When we arrived, I was able to idle while a family pulled away from the dock, and with little fuss fitted the boat into the space they left behind. Dennis affixed a line to the stern starboard cleat, but it was low tide and he couldn’t lift himself onto the dock. I cut the engine and hurried to step onto the dock and fix the bowline, but when I stepped back onto the boat, Dennis was shaking his head at me. “You never leave the boat,” he said. “You’re the captain.”

“I go down with the ship?” I said.

He pointed at the line I’d tied. “What if the line didn’t hold? What if you dropped it? What if the current’s too fast, and the boat drifts, and you’re standing on the dock?”

He was irritated—not at my mistake, I knew, but at his inability to help with the docking. “Those things didn’t happen,” I said.

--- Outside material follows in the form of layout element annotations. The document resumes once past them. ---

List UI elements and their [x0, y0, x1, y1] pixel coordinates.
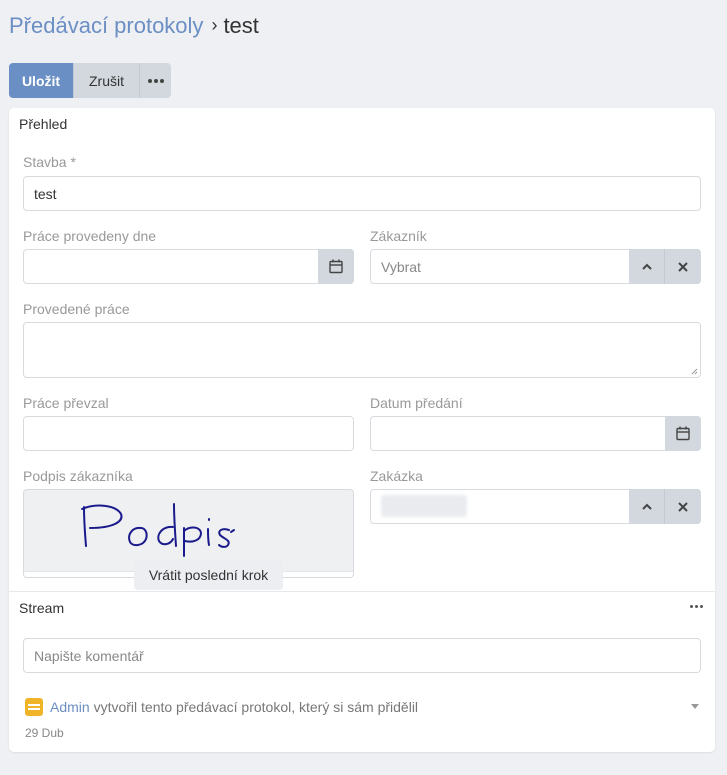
- datum-predani-input[interactable]: [370, 416, 701, 451]
- ellipsis-icon: [147, 78, 164, 83]
- calendar-icon: [676, 426, 690, 441]
- activity-text: Admin vytvořil tento předávací protokol,…: [50, 699, 418, 715]
- date-picker-button[interactable]: [318, 249, 354, 284]
- zakazka-blurred-value: [381, 495, 467, 517]
- close-icon: [678, 261, 688, 272]
- chevron-down-icon[interactable]: [691, 704, 699, 709]
- ellipsis-icon: [690, 605, 703, 608]
- more-actions-button[interactable]: [139, 63, 171, 98]
- undo-signature-button[interactable]: Vrátit poslední krok: [134, 559, 283, 590]
- breadcrumb: Předávací protokoly › test: [9, 12, 259, 41]
- stavba-input[interactable]: test: [23, 176, 701, 211]
- resize-handle-icon[interactable]: [691, 368, 698, 375]
- action-toolbar: Uložit Zrušit: [9, 63, 171, 98]
- activity-user-link[interactable]: Admin: [50, 699, 90, 715]
- zakaznik-select-button[interactable]: [629, 249, 665, 284]
- comment-placeholder: Napište komentář: [34, 647, 144, 664]
- breadcrumb-separator: ›: [211, 15, 218, 35]
- prace-provedeny-dne-input[interactable]: [23, 249, 354, 284]
- overview-title: Přehled: [19, 116, 68, 132]
- chevron-up-icon: [641, 503, 652, 510]
- comment-input[interactable]: Napište komentář: [23, 638, 701, 673]
- breadcrumb-parent-link[interactable]: Předávací protokoly: [9, 13, 203, 38]
- date-picker-button[interactable]: [665, 416, 701, 451]
- protocol-icon: [25, 698, 43, 716]
- prace-prevzal-label: Práce převzal: [23, 395, 109, 411]
- section-divider: [9, 591, 715, 592]
- page-title: test: [223, 13, 259, 38]
- zakaznik-clear-button[interactable]: [665, 249, 701, 284]
- close-icon: [678, 501, 688, 512]
- podpis-zakaznika-label: Podpis zákazníka: [23, 468, 133, 484]
- prace-provedeny-dne-label: Práce provedeny dne: [23, 228, 157, 244]
- zakaznik-select[interactable]: Vybrat: [370, 249, 701, 284]
- chevron-up-icon: [641, 263, 652, 270]
- zakazka-clear-button[interactable]: [665, 489, 701, 524]
- zakazka-select-button[interactable]: [629, 489, 665, 524]
- provedene-prace-textarea[interactable]: [23, 322, 701, 378]
- zakaznik-placeholder: Vybrat: [381, 258, 421, 275]
- provedene-prace-label: Provedené práce: [23, 301, 130, 317]
- stavba-value: test: [34, 185, 57, 202]
- stream-title: Stream: [19, 600, 65, 616]
- save-button[interactable]: Uložit: [9, 63, 73, 98]
- record-panel: Přehled Stavba * test Práce provedeny dn…: [9, 108, 715, 752]
- activity-date: 29 Dub: [25, 726, 64, 740]
- cancel-button[interactable]: Zrušit: [73, 63, 139, 98]
- prace-prevzal-input[interactable]: [23, 416, 354, 451]
- zakaznik-label: Zákazník: [370, 228, 427, 244]
- datum-predani-label: Datum předání: [370, 395, 463, 411]
- stavba-label: Stavba *: [23, 154, 76, 170]
- calendar-icon: [329, 259, 343, 274]
- stream-more-button[interactable]: [690, 605, 703, 608]
- zakazka-select[interactable]: [370, 489, 701, 524]
- zakazka-label: Zakázka: [370, 468, 423, 484]
- activity-description: vytvořil tento předávací protokol, který…: [89, 699, 419, 715]
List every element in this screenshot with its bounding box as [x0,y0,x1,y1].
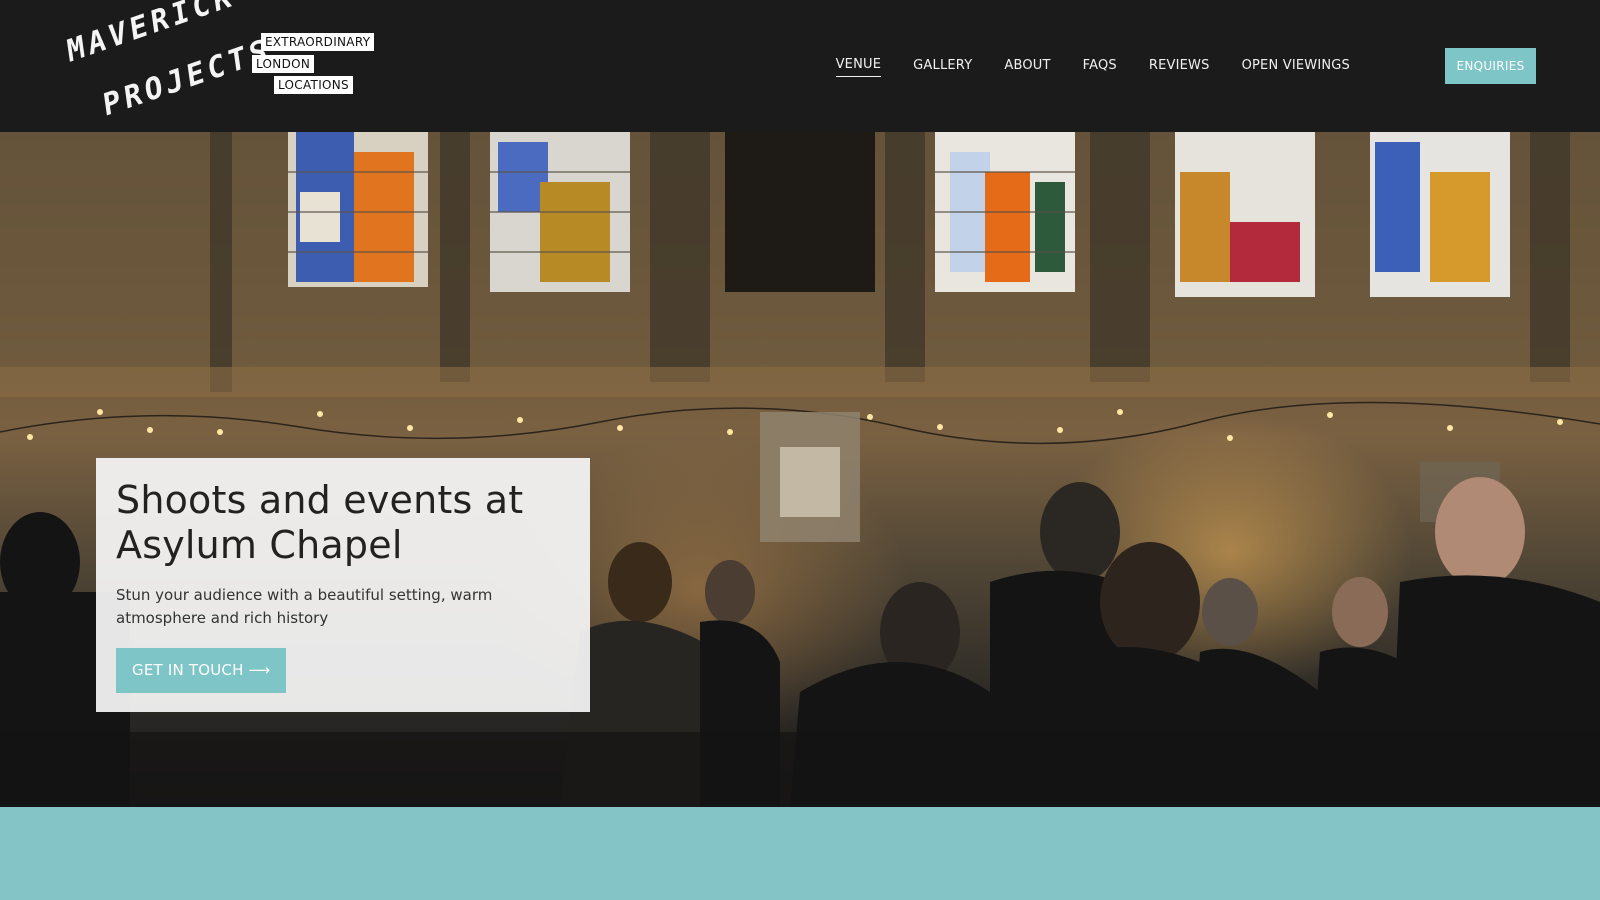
maverick-projects-logo[interactable]: MAVERICK PROJECTS EXTRAORDINARY LONDON L… [58,0,375,123]
logo-tag-locations: LOCATIONS [274,76,353,94]
site-header: MAVERICK PROJECTS EXTRAORDINARY LONDON L… [0,0,1600,132]
nav-link-venue[interactable]: VENUE [835,56,882,77]
nav-link-about[interactable]: ABOUT [1004,57,1050,77]
hero-section: Shoots and events at Asylum Chapel Stun … [0,132,1600,807]
hero-subtitle: Stun your audience with a beautiful sett… [116,586,493,627]
nav-link-faqs[interactable]: FAQS [1083,57,1117,77]
get-in-touch-button[interactable]: GET IN TOUCH ⟶ [116,648,287,693]
hero-card: Shoots and events at Asylum Chapel Stun … [96,458,590,712]
hero-title: Shoots and events at Asylum Chapel [116,478,570,568]
main-nav: VENUE GALLERY ABOUT FAQS REVIEWS OPEN VI… [835,56,1350,77]
hero-title-line-1: Shoots and events at [116,478,524,522]
enquiries-button[interactable]: ENQUIRIES [1445,48,1536,84]
nav-link-gallery[interactable]: GALLERY [913,57,972,77]
logo-tag-london: LONDON [252,55,315,73]
hero-title-line-2: Asylum Chapel [116,523,403,567]
teal-content-band [0,807,1600,900]
nav-link-reviews[interactable]: REVIEWS [1149,57,1210,77]
nav-link-open-viewings[interactable]: OPEN VIEWINGS [1242,57,1350,77]
logo-tag-extraordinary: EXTRAORDINARY [261,33,375,51]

“But they might have, Frances. You’re the captain, so you have to think of these things.”

“All right,” I said. “But you’re here—you could just start the engine and turn around.”

He looked at me, and his scowl softened. His shoulders slumped and he wiped his face with his right hand, his stronger hand. “But what if I’m not?”

And I suppose this was approximately when I started to make plans. Nothing concrete, nothing deliberate—but I have always been a person who thinks of contingencies, and though I hated to do it, it came naturally. I thought of living alone in the big house, maybe traveling a little with Marse or Margo, but every mental picture of life in Miami without Dennis was so repulsive to me that I felt physically ill. If Bette had still been living in the area, it might have been different. But I realized that afternoon that when Dennis died I would leave Miami, and possibly never come back.

Lola, the physical therapist, came twice a week at first, to help Dennis with exercises that would slow the degeneration of his muscles. She laid mats on the back deck and they wore sunglasses while they worked. She was an elfin woman with short dark hair and small, bony hands, and she wore black stretch pants and button-down shirts that looked like they were made for men and made her seem dwarfed, almost neutered. I’d mentioned this to Dennis once—I’d said, “Why doesn’t she wear clothes that show that she has breasts?” and he’d said, “Oh, she definitely has breasts.” I’d raised my eyebrows at him. “Don’t be jealous,” he’d said. “When you help me exercise, I look down your shirt, too.” Eventually, Lola came three times weekly, then four times, and then she was cleared by our insurance to come two hours a day, five days a week.